[sustran] Hacking Sustainability: Part 1

eric britton eric.britton at ecoplan.org
Sun Jun 17 19:57:40 JST 2012


Where can we find this app?

The idea is familiar: i.e., making use of the smart phone with GPS in our pocket, and putting it to work to help us calibrate and understand a range of interconnected variables related to our mobility choices. Both (a) as the now more familiar on-line information system that can help us make better travel choices, and, less well known, (b) as a feedback system which will permit us to understand the key implications of those specific choices. Including where we travel, when and how -- and as a result the health, economics and environmental impacts of our choices, and if possible both personal and collective.  Think of such an app as a healthy mobility feedback kit in our pocket. 

There are of course literally thousands of transport apps out there today of various intentions and quality, a number of them really excellent.  But where are the ones that also provide user feedback and decision criteria on (a) those specific mobility choices and (b) their impacts on health, environment, economics? Does such an app exist, and if so please share your information with us so that we all can have a look and learn from good examples?

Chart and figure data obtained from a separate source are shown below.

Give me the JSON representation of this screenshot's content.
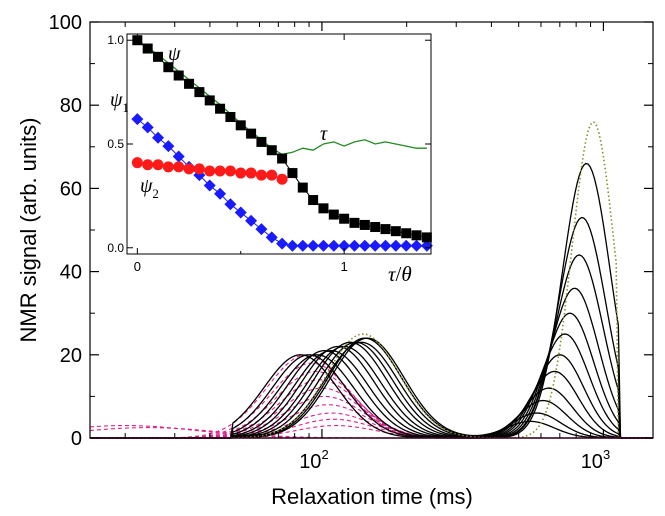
{
  "chart_data": [
    {
      "type": "line",
      "title": "",
      "xlabel": "Relaxation time (ms)",
      "ylabel": "NMR signal (arb. units)",
      "xscale": "log",
      "xlim": [
        15,
        1500
      ],
      "ylim": [
        0,
        100
      ],
      "x_ticks": [
        100,
        1000
      ],
      "x_tick_labels": [
        {
          "base": "10",
          "exp": "2"
        },
        {
          "base": "10",
          "exp": "3"
        }
      ],
      "y_ticks": [
        0,
        20,
        40,
        60,
        80,
        100
      ],
      "y_tick_labels": [
        "0",
        "20",
        "40",
        "60",
        "80",
        "100"
      ],
      "grid": false,
      "colors": {
        "black": "#000000",
        "magenta": "#e0218a",
        "olive": "#8b8b2a",
        "axis": "#000000"
      },
      "black_curves": [
        {
          "peak1": {
            "x": 84,
            "y": 20
          },
          "peak2": {
            "x": 870,
            "y": 66
          }
        },
        {
          "peak1": {
            "x": 90,
            "y": 20
          },
          "peak2": {
            "x": 840,
            "y": 53
          }
        },
        {
          "peak1": {
            "x": 96,
            "y": 20
          },
          "peak2": {
            "x": 820,
            "y": 44
          }
        },
        {
          "peak1": {
            "x": 102,
            "y": 21
          },
          "peak2": {
            "x": 790,
            "y": 36
          }
        },
        {
          "peak1": {
            "x": 108,
            "y": 21
          },
          "peak2": {
            "x": 760,
            "y": 30
          }
        },
        {
          "peak1": {
            "x": 114,
            "y": 22
          },
          "peak2": {
            "x": 730,
            "y": 25
          }
        },
        {
          "peak1": {
            "x": 120,
            "y": 22
          },
          "peak2": {
            "x": 700,
            "y": 20
          }
        },
        {
          "peak1": {
            "x": 126,
            "y": 23
          },
          "peak2": {
            "x": 670,
            "y": 16
          }
        },
        {
          "peak1": {
            "x": 132,
            "y": 23
          },
          "peak2": {
            "x": 640,
            "y": 12
          }
        },
        {
          "peak1": {
            "x": 138,
            "y": 23
          },
          "peak2": {
            "x": 610,
            "y": 9
          }
        },
        {
          "peak1": {
            "x": 142,
            "y": 24
          },
          "peak2": {
            "x": 580,
            "y": 6
          }
        },
        {
          "peak1": {
            "x": 145,
            "y": 24
          },
          "peak2": {
            "x": 550,
            "y": 4
          }
        }
      ],
      "magenta_curves": [
        {
          "peak": {
            "x": 88,
            "y": 20
          }
        },
        {
          "peak": {
            "x": 92,
            "y": 18
          }
        },
        {
          "peak": {
            "x": 95,
            "y": 16
          }
        },
        {
          "peak": {
            "x": 98,
            "y": 14
          }
        },
        {
          "peak": {
            "x": 100,
            "y": 12
          }
        },
        {
          "peak": {
            "x": 102,
            "y": 10
          }
        },
        {
          "peak": {
            "x": 105,
            "y": 8
          }
        },
        {
          "peak": {
            "x": 108,
            "y": 6
          }
        },
        {
          "peak": {
            "x": 110,
            "y": 4.5
          }
        },
        {
          "peak": {
            "x": 112,
            "y": 3
          }
        },
        {
          "peak": {
            "x": 20,
            "y": 3
          }
        },
        {
          "peak": {
            "x": 24,
            "y": 2.5
          }
        }
      ],
      "dotted_envelope": {
        "peak1": {
          "x": 140,
          "y": 25
        },
        "peak2": {
          "x": 920,
          "y": 76
        }
      }
    },
    {
      "type": "line",
      "xlabel_parts": {
        "num": "τ",
        "slash": "/",
        "den": "θ"
      },
      "xlim": [
        -0.05,
        1.42
      ],
      "ylim": [
        -0.03,
        1.03
      ],
      "x_ticks": [
        0,
        1
      ],
      "x_tick_labels": [
        "0",
        "1"
      ],
      "y_ticks": [
        0.0,
        0.5,
        1.0
      ],
      "y_tick_labels": [
        "0.0",
        "0.5",
        "1.0"
      ],
      "labels": {
        "psi": {
          "sym": "ψ",
          "sub": ""
        },
        "psi1": {
          "sym": "ψ",
          "sub": "1"
        },
        "psi2": {
          "sym": "ψ",
          "sub": "2"
        },
        "tau": {
          "sym": "τ",
          "sub": ""
        }
      },
      "series": [
        {
          "name": "ψ",
          "marker": "square",
          "color": "#000000",
          "x": [
            0,
            0.05,
            0.1,
            0.15,
            0.2,
            0.25,
            0.3,
            0.35,
            0.4,
            0.45,
            0.5,
            0.55,
            0.6,
            0.65,
            0.7,
            0.75,
            0.8,
            0.85,
            0.9,
            0.95,
            1.0,
            1.05,
            1.1,
            1.15,
            1.2,
            1.25,
            1.3,
            1.35,
            1.4
          ],
          "y": [
            1.0,
            0.96,
            0.92,
            0.87,
            0.83,
            0.79,
            0.75,
            0.71,
            0.67,
            0.63,
            0.59,
            0.55,
            0.51,
            0.47,
            0.43,
            0.36,
            0.29,
            0.23,
            0.19,
            0.16,
            0.14,
            0.12,
            0.11,
            0.1,
            0.09,
            0.08,
            0.07,
            0.06,
            0.05
          ]
        },
        {
          "name": "ψ1",
          "marker": "diamond",
          "color": "#1a1aff",
          "x": [
            0,
            0.05,
            0.1,
            0.15,
            0.2,
            0.25,
            0.3,
            0.35,
            0.4,
            0.45,
            0.5,
            0.55,
            0.6,
            0.65,
            0.7,
            0.75,
            0.8,
            0.85,
            0.9,
            0.95,
            1.0,
            1.05,
            1.1,
            1.15,
            1.2,
            1.25,
            1.3,
            1.35,
            1.4
          ],
          "y": [
            0.62,
            0.58,
            0.53,
            0.49,
            0.44,
            0.39,
            0.35,
            0.3,
            0.26,
            0.21,
            0.17,
            0.13,
            0.09,
            0.05,
            0.02,
            0.01,
            0.01,
            0.01,
            0.01,
            0.01,
            0.01,
            0.01,
            0.01,
            0.01,
            0.01,
            0.01,
            0.01,
            0.01,
            0.01
          ]
        },
        {
          "name": "ψ2",
          "marker": "circle",
          "color": "#ff1a1a",
          "x": [
            0,
            0.05,
            0.1,
            0.15,
            0.2,
            0.25,
            0.3,
            0.35,
            0.4,
            0.45,
            0.5,
            0.55,
            0.6,
            0.65,
            0.7
          ],
          "y": [
            0.41,
            0.4,
            0.4,
            0.39,
            0.39,
            0.38,
            0.38,
            0.37,
            0.37,
            0.37,
            0.36,
            0.36,
            0.35,
            0.35,
            0.33
          ]
        },
        {
          "name": "τ",
          "marker": "none",
          "color": "#228b22",
          "x": [
            0,
            0.1,
            0.2,
            0.3,
            0.4,
            0.5,
            0.6,
            0.65,
            0.7,
            0.75,
            0.8,
            0.85,
            0.9,
            0.95,
            1.0,
            1.05,
            1.1,
            1.15,
            1.2,
            1.25,
            1.3,
            1.35,
            1.4
          ],
          "y": [
            1.0,
            0.93,
            0.85,
            0.77,
            0.69,
            0.6,
            0.52,
            0.48,
            0.45,
            0.46,
            0.48,
            0.47,
            0.5,
            0.51,
            0.49,
            0.51,
            0.52,
            0.5,
            0.51,
            0.5,
            0.49,
            0.48,
            0.48
          ]
        }
      ]
    }
  ]
}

For starters and to do the full job, these apps would have to provide the more usual functions of the full range of mobility choices open to each of us, in that place and at that time: both the phone and database know who you are, your location, and to a certain extent your historic transport preferences. On that base you then tap in your desired destination, desired time or conditions of transit (either right now or scheduled at some future time as you prefer). Your app will then present what it guesses are your likely preferences stacked and presented to you in the order that the database knows you usually prefer -- as well as the by now pretty usual range of information on likely time in transit, CO2 impacts, etc., etc. Handy stuff and pretty well served by many apps already out there doing the job in different places.  

Again we open up this kind of tool and use it not because we HAVE to -- but because we figure it is in our interest to do so. And of course once we get the habit, we just do it without really thinking about it. And in the process we have moved up the effectiveness scale from active to passive reactions, the latter being far more powerful.  Just the kind of thing that is needed to get on the path to sustainability.

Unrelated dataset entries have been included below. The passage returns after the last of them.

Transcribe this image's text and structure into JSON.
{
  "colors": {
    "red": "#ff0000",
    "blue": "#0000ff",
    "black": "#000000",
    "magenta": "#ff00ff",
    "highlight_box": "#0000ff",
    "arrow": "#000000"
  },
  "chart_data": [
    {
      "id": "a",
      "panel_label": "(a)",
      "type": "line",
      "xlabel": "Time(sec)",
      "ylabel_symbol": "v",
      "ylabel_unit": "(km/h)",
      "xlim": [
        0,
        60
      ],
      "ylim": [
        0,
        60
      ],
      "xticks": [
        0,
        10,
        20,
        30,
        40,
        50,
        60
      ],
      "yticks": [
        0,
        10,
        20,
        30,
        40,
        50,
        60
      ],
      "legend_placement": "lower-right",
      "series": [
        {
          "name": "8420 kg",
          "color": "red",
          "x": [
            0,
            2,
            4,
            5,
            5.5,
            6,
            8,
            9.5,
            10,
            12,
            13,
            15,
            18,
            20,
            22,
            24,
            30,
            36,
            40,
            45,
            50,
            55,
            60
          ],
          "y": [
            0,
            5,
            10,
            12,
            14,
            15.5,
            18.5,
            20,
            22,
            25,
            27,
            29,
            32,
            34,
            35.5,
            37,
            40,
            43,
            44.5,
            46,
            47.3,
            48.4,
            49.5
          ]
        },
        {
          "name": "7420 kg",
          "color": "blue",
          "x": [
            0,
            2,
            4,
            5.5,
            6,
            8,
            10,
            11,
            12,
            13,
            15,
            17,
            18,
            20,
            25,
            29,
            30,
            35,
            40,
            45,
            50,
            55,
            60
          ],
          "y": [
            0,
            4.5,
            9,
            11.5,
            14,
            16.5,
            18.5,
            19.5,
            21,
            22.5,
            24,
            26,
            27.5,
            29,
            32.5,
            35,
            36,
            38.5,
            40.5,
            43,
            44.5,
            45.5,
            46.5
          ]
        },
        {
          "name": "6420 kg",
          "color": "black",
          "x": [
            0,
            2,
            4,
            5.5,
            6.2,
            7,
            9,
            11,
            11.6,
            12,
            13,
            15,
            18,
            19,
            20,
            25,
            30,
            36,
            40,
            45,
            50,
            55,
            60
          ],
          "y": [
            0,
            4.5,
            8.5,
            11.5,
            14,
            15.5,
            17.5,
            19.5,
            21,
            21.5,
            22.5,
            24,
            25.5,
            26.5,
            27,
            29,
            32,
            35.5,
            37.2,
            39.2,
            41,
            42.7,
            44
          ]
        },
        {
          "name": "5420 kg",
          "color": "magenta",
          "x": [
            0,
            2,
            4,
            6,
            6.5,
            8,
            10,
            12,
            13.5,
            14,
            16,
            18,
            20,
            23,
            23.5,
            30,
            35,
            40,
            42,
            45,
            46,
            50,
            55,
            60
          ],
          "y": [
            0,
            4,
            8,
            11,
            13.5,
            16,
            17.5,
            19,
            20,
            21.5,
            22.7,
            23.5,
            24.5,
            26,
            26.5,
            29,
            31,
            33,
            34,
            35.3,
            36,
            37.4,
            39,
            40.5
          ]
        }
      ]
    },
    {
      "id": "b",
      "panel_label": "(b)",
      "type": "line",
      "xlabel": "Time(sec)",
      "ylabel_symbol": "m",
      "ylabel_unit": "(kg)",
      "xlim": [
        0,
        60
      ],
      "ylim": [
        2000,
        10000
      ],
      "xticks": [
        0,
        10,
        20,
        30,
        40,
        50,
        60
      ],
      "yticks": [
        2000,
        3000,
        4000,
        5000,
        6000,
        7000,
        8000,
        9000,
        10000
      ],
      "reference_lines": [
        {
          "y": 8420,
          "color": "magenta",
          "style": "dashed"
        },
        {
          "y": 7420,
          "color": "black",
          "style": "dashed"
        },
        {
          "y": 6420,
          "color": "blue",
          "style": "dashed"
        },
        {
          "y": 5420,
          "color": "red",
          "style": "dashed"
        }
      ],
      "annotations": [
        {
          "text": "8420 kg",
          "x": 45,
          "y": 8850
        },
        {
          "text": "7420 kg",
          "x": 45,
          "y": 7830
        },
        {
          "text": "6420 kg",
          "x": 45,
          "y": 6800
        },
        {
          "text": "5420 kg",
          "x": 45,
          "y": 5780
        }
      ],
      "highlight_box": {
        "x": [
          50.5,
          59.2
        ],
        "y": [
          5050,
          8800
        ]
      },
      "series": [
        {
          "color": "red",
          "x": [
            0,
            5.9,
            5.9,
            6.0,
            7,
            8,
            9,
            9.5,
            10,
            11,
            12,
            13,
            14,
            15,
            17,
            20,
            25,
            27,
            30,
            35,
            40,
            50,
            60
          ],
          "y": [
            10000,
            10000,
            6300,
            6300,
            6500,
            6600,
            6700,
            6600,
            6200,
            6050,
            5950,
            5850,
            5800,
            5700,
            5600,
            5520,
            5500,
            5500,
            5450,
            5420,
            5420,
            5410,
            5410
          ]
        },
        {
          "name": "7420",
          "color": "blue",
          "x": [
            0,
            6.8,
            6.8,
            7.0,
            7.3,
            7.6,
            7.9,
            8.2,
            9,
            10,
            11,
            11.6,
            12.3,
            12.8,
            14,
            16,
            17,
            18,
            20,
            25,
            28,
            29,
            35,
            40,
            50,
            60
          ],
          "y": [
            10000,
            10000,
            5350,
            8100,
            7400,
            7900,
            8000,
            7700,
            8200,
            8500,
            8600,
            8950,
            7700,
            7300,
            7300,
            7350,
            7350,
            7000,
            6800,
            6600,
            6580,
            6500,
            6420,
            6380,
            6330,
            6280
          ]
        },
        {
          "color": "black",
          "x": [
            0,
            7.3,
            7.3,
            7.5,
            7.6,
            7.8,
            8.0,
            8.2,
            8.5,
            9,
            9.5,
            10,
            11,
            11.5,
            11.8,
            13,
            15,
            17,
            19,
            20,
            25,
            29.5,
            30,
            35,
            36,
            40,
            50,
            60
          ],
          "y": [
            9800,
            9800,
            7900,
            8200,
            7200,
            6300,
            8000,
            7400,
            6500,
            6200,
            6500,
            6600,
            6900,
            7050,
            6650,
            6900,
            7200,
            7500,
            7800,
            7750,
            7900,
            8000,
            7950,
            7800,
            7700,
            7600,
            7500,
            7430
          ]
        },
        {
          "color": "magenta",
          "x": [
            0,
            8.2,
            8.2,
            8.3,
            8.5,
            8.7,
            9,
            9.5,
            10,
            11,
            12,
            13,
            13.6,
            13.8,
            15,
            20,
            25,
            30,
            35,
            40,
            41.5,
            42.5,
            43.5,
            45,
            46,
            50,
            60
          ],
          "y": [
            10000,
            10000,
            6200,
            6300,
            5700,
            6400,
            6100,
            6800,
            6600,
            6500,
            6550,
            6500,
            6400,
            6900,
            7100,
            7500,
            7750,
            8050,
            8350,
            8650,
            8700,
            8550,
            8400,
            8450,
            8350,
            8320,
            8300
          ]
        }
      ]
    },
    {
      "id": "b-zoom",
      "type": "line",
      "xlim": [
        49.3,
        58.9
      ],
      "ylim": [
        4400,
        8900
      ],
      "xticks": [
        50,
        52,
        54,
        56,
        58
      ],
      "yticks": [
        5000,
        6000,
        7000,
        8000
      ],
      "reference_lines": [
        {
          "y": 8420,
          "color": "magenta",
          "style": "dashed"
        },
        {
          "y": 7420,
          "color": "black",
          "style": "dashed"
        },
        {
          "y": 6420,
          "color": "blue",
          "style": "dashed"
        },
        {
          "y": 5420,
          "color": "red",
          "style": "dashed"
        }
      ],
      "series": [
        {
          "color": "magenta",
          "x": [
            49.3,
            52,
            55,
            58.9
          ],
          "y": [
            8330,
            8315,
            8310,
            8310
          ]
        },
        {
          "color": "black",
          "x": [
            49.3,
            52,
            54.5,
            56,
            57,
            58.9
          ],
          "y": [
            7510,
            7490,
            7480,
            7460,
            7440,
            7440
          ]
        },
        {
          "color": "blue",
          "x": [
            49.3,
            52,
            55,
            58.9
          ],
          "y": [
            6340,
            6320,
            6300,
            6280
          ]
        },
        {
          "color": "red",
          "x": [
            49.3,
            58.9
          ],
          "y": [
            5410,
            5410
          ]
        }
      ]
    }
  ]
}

But that's just the first layer. However before we get to the second layer, a few quick words about the challenge of sustainability on our benighted  wheezing planet.

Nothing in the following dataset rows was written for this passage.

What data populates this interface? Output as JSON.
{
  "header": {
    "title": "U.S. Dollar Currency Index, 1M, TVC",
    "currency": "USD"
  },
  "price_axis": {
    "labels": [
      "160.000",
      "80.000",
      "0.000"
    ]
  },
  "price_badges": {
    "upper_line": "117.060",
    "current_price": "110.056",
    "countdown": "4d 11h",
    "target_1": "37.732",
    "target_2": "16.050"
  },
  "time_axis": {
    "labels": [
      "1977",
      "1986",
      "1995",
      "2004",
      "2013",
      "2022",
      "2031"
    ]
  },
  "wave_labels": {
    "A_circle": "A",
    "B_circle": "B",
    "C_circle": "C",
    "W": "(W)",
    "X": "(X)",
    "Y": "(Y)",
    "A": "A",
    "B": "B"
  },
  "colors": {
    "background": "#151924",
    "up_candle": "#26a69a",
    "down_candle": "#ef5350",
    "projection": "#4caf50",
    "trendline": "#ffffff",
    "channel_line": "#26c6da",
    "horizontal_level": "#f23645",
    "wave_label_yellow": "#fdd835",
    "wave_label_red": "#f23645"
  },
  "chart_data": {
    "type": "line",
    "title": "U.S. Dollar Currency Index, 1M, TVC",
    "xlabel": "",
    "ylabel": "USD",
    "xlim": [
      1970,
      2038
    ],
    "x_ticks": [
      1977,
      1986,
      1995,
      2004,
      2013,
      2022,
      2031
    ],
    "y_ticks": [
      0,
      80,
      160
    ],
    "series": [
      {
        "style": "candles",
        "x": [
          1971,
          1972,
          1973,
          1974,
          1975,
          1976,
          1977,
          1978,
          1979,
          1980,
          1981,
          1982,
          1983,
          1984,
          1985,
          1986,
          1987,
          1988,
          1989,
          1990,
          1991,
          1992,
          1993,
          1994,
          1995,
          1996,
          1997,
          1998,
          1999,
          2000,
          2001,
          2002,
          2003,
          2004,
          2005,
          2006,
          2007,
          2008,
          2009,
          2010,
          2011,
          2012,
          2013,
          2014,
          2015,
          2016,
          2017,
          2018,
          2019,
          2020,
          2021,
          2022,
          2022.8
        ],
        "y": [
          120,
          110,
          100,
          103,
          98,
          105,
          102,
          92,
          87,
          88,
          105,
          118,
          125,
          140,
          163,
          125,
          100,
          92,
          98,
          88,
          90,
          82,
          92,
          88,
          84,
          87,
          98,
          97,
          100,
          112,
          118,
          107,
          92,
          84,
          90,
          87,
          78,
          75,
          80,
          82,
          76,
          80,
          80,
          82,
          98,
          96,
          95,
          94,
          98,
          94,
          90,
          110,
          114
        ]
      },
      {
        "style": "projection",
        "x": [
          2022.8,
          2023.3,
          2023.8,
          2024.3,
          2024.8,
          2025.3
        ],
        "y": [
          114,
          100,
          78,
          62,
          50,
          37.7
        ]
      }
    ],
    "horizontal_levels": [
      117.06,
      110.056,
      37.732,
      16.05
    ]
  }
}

At the heart of the move to sustainability, in all senses, is the idea that we, one by one, are going to have to modify our behavior and replace many old habits, some bad, with ones that may benefit us, both personally and collectively  Now we are not taking about "behavior modification" at the hands of some dark government agency or merciless Soviet doctor/scientist sitting at a threatening console controlling electrodes attached to our who-knows-where parts. But rather a personal willingness of our part to change, if only a bit, simply we understand that this or that decision and action will be to our personal benefit. And perhaps, why not?, beneficial in some small way to society as a whole.  Changing because we want to, not because we are forced to.

Now back to that app. What I want it to tell me is, for example, if I walk or bike on my next trip, or hop into my car, what will be the personal health impacts of my choice. And if possible not simply in the frame of calories burned, but also against the backdrop of a more personalized health database/app. 

Ditto for the financial impacts (on my purse and that of the community as a whole), the effect on traffic, the environmental impacts, etc. And so on down the mobility choice chain.

Our good app might at the end of each week/month present us with a summary of the various key implications of our aggregate mobility choices over that period.

Finally, our good app will have to be open and programmable so that it can be easily and legally adapted to work in different places.

Now where is that app we should be looking at here?